2. We are in fact nearing completion of a Despatch on this subject, but on looking at the Draft I find that was one aspect which, as you thought, we had not covered. The reason was that our analysts had led us to the conclusion that there was no significant threat to internal security at the present time – certainly not of such a degree as to affect United States defence commitments overseas.
3. It is of course true that a number of Southern segregationist politicians have tried to make people’s flesh creep by painting lurid pictures of the disorders which would follow if the present spate of Negro demonstrations were to be supplemented by the new civil rights legislation at present before Congress. The raging Governor Wallace of Alabama, for example, specifically told a Senate Committee that the American troops in Vietnam, Berlin and elsewhere would be needed to enforce any law prohibiting segregation of public accommodations. However, the Southerners said much the same at the time of the Supreme Court’s school desegregation ruling in 1954, and the only Federal action that has been called for has been the use of Federal marshals on one or two occasions, and the Federalisation of units of the National Guard in 1957 at Little Rock and 1962 at Oxford, Mississippi. Even assuming that the demonstrations continue to grow in number, size and distribution over the country, and assuming furthermore that in some cases they produce violence, the National Guard, which is over 400,000 strong, should be more than enough to provide any necessary support for the local law enforcement agencies. Furthermore it would be a political admission of defeat of the first order for any United States Administration to withdraw forces from overseas for purposes of maintaining order here.

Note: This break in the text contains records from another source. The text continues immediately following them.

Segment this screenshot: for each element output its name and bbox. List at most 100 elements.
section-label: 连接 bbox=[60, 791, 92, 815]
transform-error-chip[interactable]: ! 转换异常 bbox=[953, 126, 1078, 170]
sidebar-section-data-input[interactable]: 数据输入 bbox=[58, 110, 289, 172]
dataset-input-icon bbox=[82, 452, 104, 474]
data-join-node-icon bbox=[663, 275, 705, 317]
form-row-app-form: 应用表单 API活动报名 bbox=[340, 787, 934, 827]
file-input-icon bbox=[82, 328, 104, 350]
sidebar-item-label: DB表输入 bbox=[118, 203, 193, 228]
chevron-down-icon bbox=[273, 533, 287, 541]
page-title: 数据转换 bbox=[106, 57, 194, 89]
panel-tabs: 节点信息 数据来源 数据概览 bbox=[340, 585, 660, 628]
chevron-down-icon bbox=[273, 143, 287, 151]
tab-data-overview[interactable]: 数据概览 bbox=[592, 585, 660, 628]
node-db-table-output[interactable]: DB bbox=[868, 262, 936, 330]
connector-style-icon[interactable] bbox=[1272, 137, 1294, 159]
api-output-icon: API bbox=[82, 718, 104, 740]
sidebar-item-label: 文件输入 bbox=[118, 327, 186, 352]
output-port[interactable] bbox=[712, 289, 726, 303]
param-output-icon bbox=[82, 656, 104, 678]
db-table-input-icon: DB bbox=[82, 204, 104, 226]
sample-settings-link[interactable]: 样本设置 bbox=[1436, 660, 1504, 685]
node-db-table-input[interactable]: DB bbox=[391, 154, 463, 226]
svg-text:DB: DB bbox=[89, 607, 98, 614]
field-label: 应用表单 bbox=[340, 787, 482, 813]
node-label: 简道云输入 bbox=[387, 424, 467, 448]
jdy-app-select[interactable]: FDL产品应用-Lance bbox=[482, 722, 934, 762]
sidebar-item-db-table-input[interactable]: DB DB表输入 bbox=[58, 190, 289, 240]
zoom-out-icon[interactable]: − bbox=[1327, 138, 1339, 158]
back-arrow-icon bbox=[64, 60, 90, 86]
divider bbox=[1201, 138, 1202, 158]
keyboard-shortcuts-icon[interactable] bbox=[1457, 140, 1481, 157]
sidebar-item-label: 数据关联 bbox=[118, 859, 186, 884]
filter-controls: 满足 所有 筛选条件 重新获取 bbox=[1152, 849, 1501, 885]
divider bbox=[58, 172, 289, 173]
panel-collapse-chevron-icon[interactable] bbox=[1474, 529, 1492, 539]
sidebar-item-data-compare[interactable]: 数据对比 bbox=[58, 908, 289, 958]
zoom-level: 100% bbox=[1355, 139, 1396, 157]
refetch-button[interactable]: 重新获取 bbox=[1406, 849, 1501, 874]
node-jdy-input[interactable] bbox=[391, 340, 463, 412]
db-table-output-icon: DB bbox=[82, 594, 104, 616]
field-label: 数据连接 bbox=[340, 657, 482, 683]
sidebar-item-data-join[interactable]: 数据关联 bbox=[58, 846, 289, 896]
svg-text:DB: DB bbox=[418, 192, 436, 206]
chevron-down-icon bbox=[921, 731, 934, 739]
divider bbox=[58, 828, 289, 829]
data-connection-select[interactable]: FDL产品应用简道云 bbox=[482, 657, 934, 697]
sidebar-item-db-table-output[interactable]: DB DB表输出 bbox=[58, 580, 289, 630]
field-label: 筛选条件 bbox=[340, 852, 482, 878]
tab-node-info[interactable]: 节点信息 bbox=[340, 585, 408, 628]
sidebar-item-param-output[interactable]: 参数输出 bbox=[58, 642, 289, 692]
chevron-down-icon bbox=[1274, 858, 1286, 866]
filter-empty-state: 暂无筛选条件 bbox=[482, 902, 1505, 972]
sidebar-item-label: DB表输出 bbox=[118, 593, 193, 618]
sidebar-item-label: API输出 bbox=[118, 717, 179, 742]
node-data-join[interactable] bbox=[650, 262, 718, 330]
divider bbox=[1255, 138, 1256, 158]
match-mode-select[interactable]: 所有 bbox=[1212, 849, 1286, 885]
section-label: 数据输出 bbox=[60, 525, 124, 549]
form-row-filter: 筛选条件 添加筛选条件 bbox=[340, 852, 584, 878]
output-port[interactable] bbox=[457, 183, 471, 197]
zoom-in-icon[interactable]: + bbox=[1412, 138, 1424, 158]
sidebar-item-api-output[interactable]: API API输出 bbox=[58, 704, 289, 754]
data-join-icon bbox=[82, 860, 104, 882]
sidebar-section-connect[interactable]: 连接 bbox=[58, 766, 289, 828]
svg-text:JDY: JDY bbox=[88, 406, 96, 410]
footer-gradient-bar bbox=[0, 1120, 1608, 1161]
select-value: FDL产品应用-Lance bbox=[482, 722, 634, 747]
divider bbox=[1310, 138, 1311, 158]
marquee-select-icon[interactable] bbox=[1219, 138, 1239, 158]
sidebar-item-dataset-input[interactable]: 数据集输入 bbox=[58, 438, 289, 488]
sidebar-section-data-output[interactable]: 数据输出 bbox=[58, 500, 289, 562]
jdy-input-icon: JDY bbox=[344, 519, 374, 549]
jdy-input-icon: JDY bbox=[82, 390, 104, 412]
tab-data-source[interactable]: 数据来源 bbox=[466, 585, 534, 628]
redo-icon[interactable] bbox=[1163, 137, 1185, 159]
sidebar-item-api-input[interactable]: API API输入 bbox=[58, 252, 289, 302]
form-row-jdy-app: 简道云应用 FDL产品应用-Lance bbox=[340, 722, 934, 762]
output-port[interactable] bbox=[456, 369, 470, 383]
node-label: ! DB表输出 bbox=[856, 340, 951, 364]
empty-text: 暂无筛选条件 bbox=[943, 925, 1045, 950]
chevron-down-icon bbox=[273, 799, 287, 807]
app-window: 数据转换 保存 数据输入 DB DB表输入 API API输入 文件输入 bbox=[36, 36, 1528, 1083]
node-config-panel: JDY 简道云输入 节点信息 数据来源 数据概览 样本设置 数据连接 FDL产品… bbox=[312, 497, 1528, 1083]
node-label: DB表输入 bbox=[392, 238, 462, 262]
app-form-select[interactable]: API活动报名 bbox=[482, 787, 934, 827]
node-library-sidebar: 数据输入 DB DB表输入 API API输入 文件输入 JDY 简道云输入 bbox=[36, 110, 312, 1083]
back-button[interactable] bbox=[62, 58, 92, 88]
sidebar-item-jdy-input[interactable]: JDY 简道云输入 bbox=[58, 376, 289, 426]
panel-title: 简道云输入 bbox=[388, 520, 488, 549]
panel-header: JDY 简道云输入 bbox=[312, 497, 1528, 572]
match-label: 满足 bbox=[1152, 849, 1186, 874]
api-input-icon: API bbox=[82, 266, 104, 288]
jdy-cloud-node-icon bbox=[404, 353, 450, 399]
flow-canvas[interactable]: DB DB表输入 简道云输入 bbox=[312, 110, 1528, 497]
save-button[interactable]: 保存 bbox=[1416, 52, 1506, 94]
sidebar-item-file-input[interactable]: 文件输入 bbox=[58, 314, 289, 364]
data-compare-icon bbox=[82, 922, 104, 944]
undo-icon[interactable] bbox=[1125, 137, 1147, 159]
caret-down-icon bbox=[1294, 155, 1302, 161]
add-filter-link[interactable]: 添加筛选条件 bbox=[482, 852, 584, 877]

4. One of the main points which we shall be making in our despatch is that unlike colonial independence movements the Negroes here still want “in”. Although militant direct action is now their preferred method for putting pressure on the whites to relieve their injustices, the present evidence is that integration leaders, rather than the somewhat crazy “separatist” Black Muslims and the like, retain the loyalty of the vast majority of Negroes. This has a bearing on the character of the protests. I would judge that even in a worse situation than now seems likely, for example with effective legislation blocked by a filibuster and no early relief in sight for Negro poverty and unemployment, the security threat from the more vigorous protests that would ensue would be considerably less than, say, in 1919, when there were twenty-five major race riots in cities outside the South in six months and when the hope of redress represented by a sympathetic President and Supreme Court did not exist.
5. The short answer to your question, therefore, is that I do not believe that the racial situation, disquieting though it is, calls for serious consideration of the possibility of troop withdrawals from NATO or elsewhere. But we shall of course continue to watch the situation and make considered reports from time to time.